The broad dance theme also allowed programmers to build sub-themes within the program, including a series of forgotten works by 20th-century American composers and work by composers based near the Arctic Circle.

The American symphonies running throughout the season include rarely performed pieces by Charles Ives, Roger Sessions, Erich Korngold and others on the program. Fletcher said he is hopeful the program will reinvigorate interest in their work.

“It’s truly great music, and most of the pieces our audience will never have heard,” he said. “We’re counting on the fact that we have one of the best audiences in all of classical music, and they will attend and go away with their experiences of these pieces.”

Nordic, Russian and Alaskan composers get the spotlight in “White Nights: Music of the Arctic Circle,” including Kaija Saariaho’s opera “L’Amour de loin” (Aug. 5) and Pulitzer Prize winner John Luther Adams’ “Inuksuit,” an outdoor installation for 99 percussionists (Aug. 7).

“You don’t hear ice and snow in the pieces, but they’re all by people that indeed lived in or near the Arctic,” Fletcher said.

The festival also will host the first regional American El Sisterna youth orchestra camp, created in partnership with the Los Angeles Philharmonic and Longy School of Music at Bard College.

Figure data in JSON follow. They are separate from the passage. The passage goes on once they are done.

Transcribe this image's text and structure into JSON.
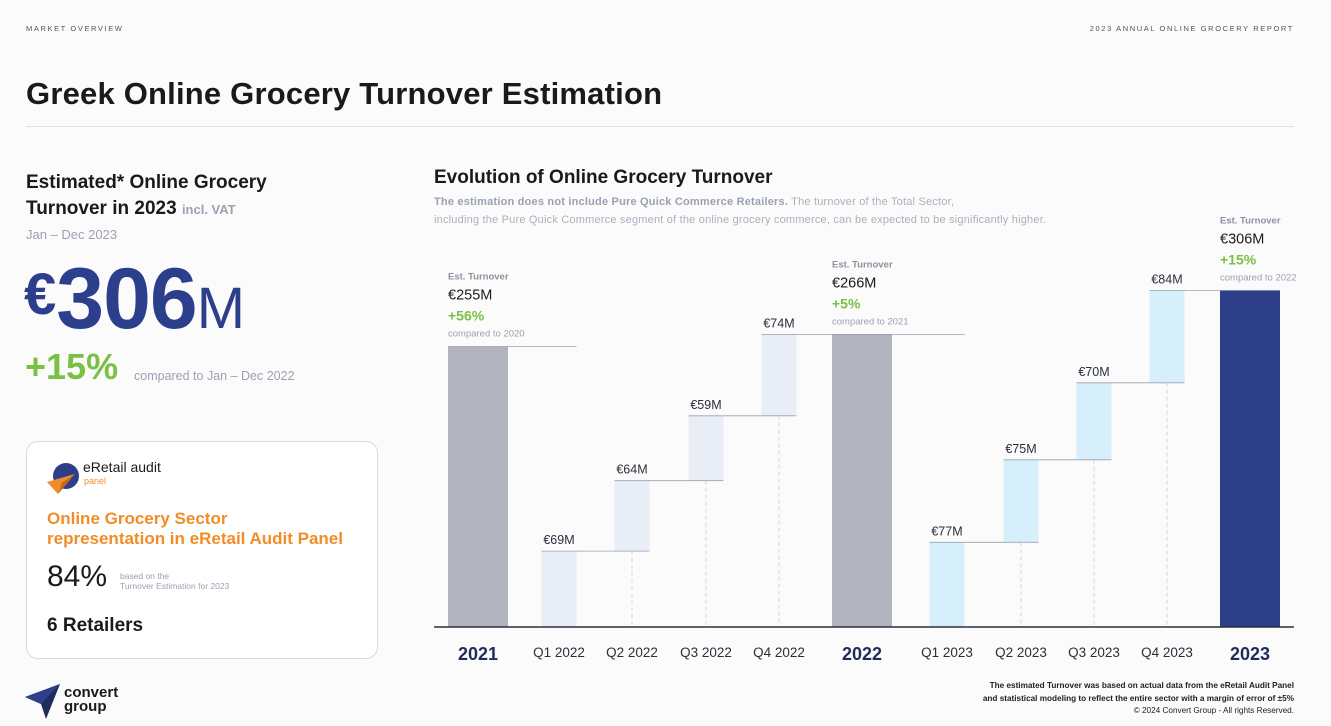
{
  "header": {
    "section": "MARKET OVERVIEW",
    "report": "2023 ANNUAL ONLINE GROCERY REPORT",
    "title": "Greek Online Grocery Turnover Estimation"
  },
  "kpi": {
    "heading_line1": "Estimated* Online Grocery",
    "heading_line2": "Turnover in 2023",
    "heading_vat": "incl. VAT",
    "period": "Jan – Dec 2023",
    "currency": "€",
    "value": "306",
    "unit": "M",
    "growth": "+15%",
    "compare": "compared to Jan – Dec 2022"
  },
  "panel": {
    "logo_name": "eRetail audit",
    "logo_sub": "panel",
    "heading_line1": "Online Grocery Sector",
    "heading_line2": "representation in eRetail Audit Panel",
    "share": "84%",
    "share_note_line1": "based on the",
    "share_note_line2": "Turnover Estimation for 2023",
    "retailers": "6 Retailers"
  },
  "brand": {
    "line1": "convert",
    "line2": "group"
  },
  "chart_data": {
    "type": "bar",
    "title": "Evolution of Online Grocery Turnover",
    "subtitle_bold": "The estimation does not include Pure Quick Commerce Retailers.",
    "subtitle_rest": "The turnover of the Total Sector,",
    "subtitle_line2": "including the Pure Quick Commerce segment of the online grocery commerce, can be expected to be significantly higher.",
    "unit": "€M",
    "categories": [
      "2021",
      "Q1 2022",
      "Q2 2022",
      "Q3 2022",
      "Q4 2022",
      "2022",
      "Q1 2023",
      "Q2 2023",
      "Q3 2023",
      "Q4 2023",
      "2023"
    ],
    "bars": [
      {
        "label": "2021",
        "kind": "total",
        "value": 255,
        "value_label": "€255M",
        "est_label": "Est. Turnover",
        "growth": "+56%",
        "compare": "compared to 2020",
        "color": "#b1b4bf"
      },
      {
        "label": "Q1 2022",
        "kind": "step",
        "value": 69,
        "value_label": "€69M",
        "color": "#e8edf6"
      },
      {
        "label": "Q2 2022",
        "kind": "step",
        "value": 64,
        "value_label": "€64M",
        "color": "#e8edf6"
      },
      {
        "label": "Q3 2022",
        "kind": "step",
        "value": 59,
        "value_label": "€59M",
        "color": "#e8edf6"
      },
      {
        "label": "Q4 2022",
        "kind": "step",
        "value": 74,
        "value_label": "€74M",
        "color": "#e8edf6"
      },
      {
        "label": "2022",
        "kind": "total",
        "value": 266,
        "value_label": "€266M",
        "est_label": "Est. Turnover",
        "growth": "+5%",
        "compare": "compared to 2021",
        "color": "#b1b4bf"
      },
      {
        "label": "Q1 2023",
        "kind": "step",
        "value": 77,
        "value_label": "€77M",
        "color": "#d7effb"
      },
      {
        "label": "Q2 2023",
        "kind": "step",
        "value": 75,
        "value_label": "€75M",
        "color": "#d7effb"
      },
      {
        "label": "Q3 2023",
        "kind": "step",
        "value": 70,
        "value_label": "€70M",
        "color": "#d7effb"
      },
      {
        "label": "Q4 2023",
        "kind": "step",
        "value": 84,
        "value_label": "€84M",
        "color": "#d7effb"
      },
      {
        "label": "2023",
        "kind": "total",
        "value": 306,
        "value_label": "€306M",
        "est_label": "Est. Turnover",
        "growth": "+15%",
        "compare": "compared to 2022",
        "color": "#2c3f88"
      }
    ],
    "colors": {
      "growth": "#7ac143",
      "axis": "#2b2f3a"
    }
  },
  "footnote": {
    "line1": "The estimated Turnover was based on actual data from the eRetail Audit Panel",
    "line2": "and statistical modeling to reflect the entire sector with a margin of error of ±5%",
    "line3": "© 2024 Convert Group - All rights Reserved."
  }
}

The season will close Aug. 21 with Carl Orff’s Carmina burana, with Spano conducting the Aspen Festival Orchestra, Colorado Symphony Chorus, the Colorado Children’s Chorale and singers Amanda Woodsbury, Matthew Plenk and Noel Bouley.

Additional highlights:

• The Aspen Opera Center’s program at the Wheeler Opera House will feature Puccini’s “La boheme” (July 14 through 18), William Bolcom’s “A Wedding” (July 28 through 30) and Berlioz’s “Beatrice et Benedict” (Aug. 16 through 20).

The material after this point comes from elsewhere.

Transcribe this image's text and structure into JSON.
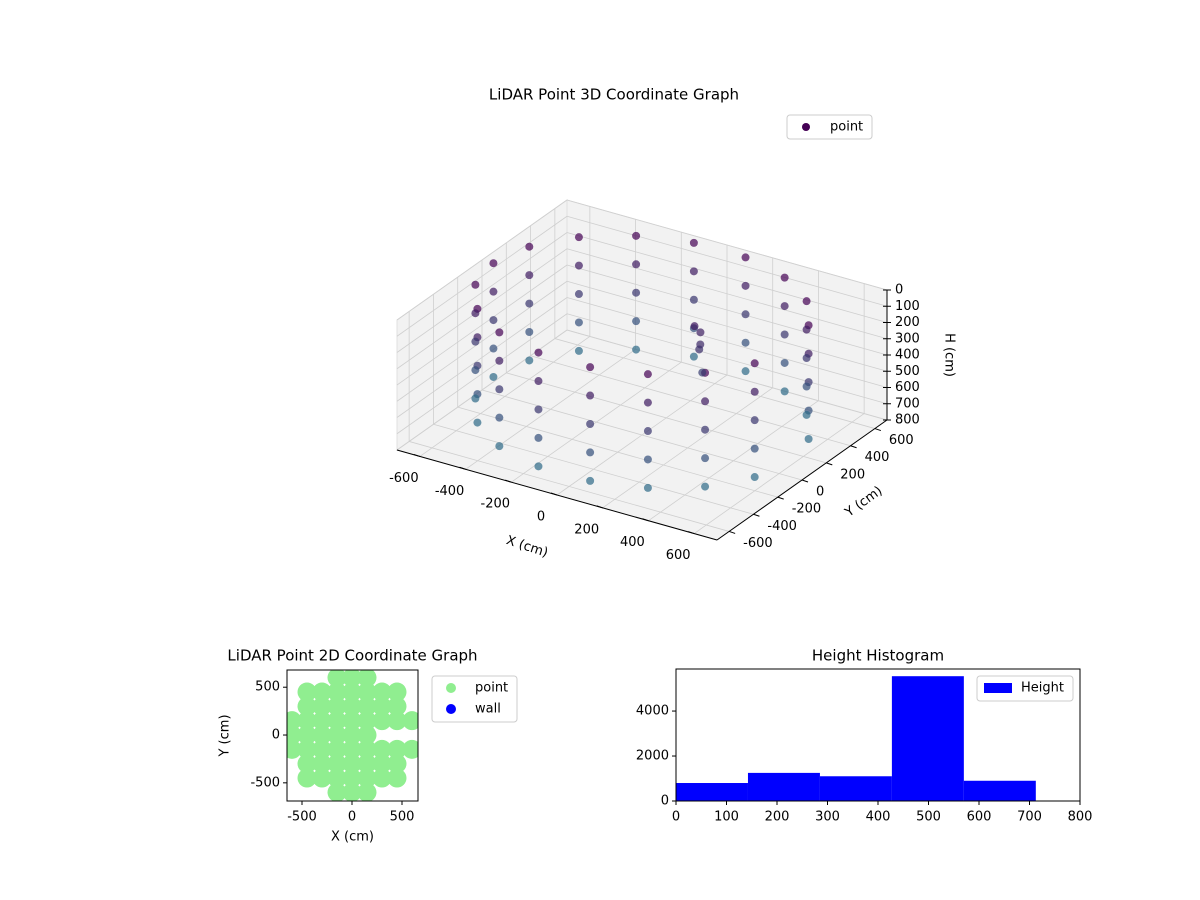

• Pianist Jonathan Biss also will launch a three-year residency in Aspen, performing all of Beethoven’s piano sonatas. The project begins with 14 sonatas over three recitals Aug. 2, 16 and 17

• The Emerson String Quartet’s 40th-anniversary concert is set July 19.

• “Shakespeare and Music” series, featuring music inspired by The Bard’s plays and poetry, including Mendelssohn’s Overture to “A Midsummer Night’s Dream” (Aug. 12) and Tchaikovsky’s “Romeo and Juliet” Fantasy Overture (Aug. 3).

• Premieres include a piano sonata by Aspen Music Festival music director Robert Spano titled “Four Elements,” Mahammed Fairouz’s song cycle “Typhoid Mary,” and works by Weijun Chen, Eric Nathan and Libby Larsen.

• Motown legend Smokey Robinson, co-presented by Jazz Aspen Snowmass, on July 2.

• Tapings of the radio programs “Performance Today” and “From the Top.”

• Return performances from local favorites, including violinists Joshua Bell, Jennifer Koh, Midori, Gil Shaham and Simone Porter; pianists Jeremy Denk, Wu Han, Orli Shaham and Joyce Yang; cellists David Finckel and Alisa Weilerstein; and singer Renee Fleming.

• The grand opening of the award-winning $80 million Bucksbaum Campus on Castle Creek Road, which will complete its final phase of redevelopment before summer.